Shortages Don't Compute

Robert Rapier of R2 and the Oil Drum, Alan Drake of the Oil Drum and I participated in a conference call on the "gasoline situation" - Blogger Conference Call with API's Rayola Dougher - offered by the American Petroleum Institute this past Thursday.

On the call was the the CEO of the API [for a while], their statistician, an economist and a mix of production and press people as well has half a dozen other bloggers with energy beats. It was wonderful the API put in so much effort.

[See transcript or listen to podcast.]

I'm no petroleum expert; my interest was systems resiliency - what was the API thinking about upcoming shortages? The gasoline system is critical - running straight out - what was API thinking about demand and elasticity? What happens when a branch in Ohio falls on a pipeline? What sort of policies would they like to see adopted generally and in times of shortage?

I emailed Robert after the call that I felt disappointed by the answers. Surely an economist and a statistician should be able to take some sort of SWAG at elasticity for gasoline. Surely the CEO would be concerned about the impact of shortages on legislative policy. API would have a concise position on increasing gasoline taxes, wouldn't they?

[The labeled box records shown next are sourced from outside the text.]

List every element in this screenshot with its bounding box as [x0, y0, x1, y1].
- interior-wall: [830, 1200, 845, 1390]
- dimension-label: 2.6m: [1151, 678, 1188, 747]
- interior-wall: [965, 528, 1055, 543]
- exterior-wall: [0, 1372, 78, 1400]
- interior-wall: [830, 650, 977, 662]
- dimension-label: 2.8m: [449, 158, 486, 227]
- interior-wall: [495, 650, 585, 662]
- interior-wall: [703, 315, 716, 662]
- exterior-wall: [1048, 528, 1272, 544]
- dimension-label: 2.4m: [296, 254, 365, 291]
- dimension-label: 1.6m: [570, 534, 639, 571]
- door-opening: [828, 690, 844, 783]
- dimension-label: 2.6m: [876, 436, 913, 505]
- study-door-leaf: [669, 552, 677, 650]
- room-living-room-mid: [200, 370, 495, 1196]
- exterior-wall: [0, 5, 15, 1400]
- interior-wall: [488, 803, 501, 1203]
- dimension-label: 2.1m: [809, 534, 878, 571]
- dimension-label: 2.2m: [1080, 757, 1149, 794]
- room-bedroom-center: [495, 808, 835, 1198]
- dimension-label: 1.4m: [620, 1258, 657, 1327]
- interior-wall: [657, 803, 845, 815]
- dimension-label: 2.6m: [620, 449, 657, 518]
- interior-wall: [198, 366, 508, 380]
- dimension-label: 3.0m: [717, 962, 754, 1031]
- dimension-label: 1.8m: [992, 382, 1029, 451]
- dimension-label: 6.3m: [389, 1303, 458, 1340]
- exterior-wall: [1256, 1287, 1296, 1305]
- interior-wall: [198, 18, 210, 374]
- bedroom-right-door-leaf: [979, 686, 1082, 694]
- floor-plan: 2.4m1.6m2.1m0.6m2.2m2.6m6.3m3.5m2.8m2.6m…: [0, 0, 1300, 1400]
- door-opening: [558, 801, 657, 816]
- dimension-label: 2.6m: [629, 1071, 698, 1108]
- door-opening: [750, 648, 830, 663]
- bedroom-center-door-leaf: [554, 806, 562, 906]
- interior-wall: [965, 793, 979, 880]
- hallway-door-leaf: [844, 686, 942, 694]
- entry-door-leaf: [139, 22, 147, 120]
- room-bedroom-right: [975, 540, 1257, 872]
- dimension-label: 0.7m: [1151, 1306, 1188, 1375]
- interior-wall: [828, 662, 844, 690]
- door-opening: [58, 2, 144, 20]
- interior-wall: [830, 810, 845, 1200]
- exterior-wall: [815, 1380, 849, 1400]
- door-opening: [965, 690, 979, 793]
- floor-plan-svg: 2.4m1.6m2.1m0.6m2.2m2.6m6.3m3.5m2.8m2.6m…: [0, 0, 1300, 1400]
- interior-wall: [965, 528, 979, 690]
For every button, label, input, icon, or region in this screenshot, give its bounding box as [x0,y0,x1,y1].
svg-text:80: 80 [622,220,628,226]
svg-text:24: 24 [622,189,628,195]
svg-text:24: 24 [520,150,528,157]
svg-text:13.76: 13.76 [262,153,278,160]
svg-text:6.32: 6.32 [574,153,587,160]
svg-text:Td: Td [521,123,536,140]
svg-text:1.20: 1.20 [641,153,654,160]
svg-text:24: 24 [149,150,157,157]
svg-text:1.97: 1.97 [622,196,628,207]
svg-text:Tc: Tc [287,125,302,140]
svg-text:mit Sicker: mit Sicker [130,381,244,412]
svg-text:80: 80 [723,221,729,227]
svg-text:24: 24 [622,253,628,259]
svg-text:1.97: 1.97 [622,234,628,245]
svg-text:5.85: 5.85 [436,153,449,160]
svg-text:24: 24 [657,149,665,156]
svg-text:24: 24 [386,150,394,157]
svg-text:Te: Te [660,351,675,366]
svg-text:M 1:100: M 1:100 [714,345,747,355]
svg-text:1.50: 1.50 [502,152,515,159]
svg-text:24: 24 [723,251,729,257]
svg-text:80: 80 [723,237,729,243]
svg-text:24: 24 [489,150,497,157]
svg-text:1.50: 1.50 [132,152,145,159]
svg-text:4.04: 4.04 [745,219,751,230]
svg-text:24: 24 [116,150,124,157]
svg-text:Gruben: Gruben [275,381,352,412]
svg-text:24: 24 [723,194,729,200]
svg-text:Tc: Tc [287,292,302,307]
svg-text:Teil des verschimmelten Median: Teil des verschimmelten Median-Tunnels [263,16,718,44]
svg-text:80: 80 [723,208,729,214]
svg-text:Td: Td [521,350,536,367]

Now that I've slept on it, my initial observation stands, that my questions about shortages - and what thought API has given to dealing with shortages - simply "did not compute". Nor did my questions about elasticity of gasoline demand or broader concepts of systems resilience compute. I don't think I was on their planet. I didn't even get a good answer on taxes. Sure, they might not be able to take a position and sure, this might have been a much more industrially inclined group, but hey, I'd have thought statisticians and economists would have been able to come up with at least a statement of what they had been thinking.

I've not had time to listen to podcast or read the transcript yet myself. [There will be an update.] I stated my questions pretty broadly at first and got increasingly specific but maybe I wasn't clear.

Then again, it might be that my questions were so far out of context that they were unintelligible. Sort of like talking to an economist about Peak Oil. Which is, after all, exactly what I was doing.

I don't think the API is paying attention to the things to which I'm paying attention - and it is, after all, their business. But to me, it seems unlikely they have not given any thought to the recommendations and policies they will want to see when shortages happen. They should. Just yesterday, two barges of gasoline had to be diverted [the reference on Oil Drum has no link].

That, we will hear, is a special case. Happens all the time. No problem; shortages will be short-lived We'll catch up next month. Industry is running at highest capacity ever. Adding the equivalent of a new refinery every year by expansion. Record production. Record demand. Record prices.

That's not resilient. How did Bakhtiari put it? The End of the Modelling Period; this is for real.

I hope I'm wrong; I hope we have plenty of energy forever. But then again, even that good outcome would be a disaster: how many cars can we fit on this planet? We're so far down the exponential growth curve than any outcome short of enumerating the 10 zillion names of God and our being immediately beamed up to nirvana is a disaster for the species and Gaia.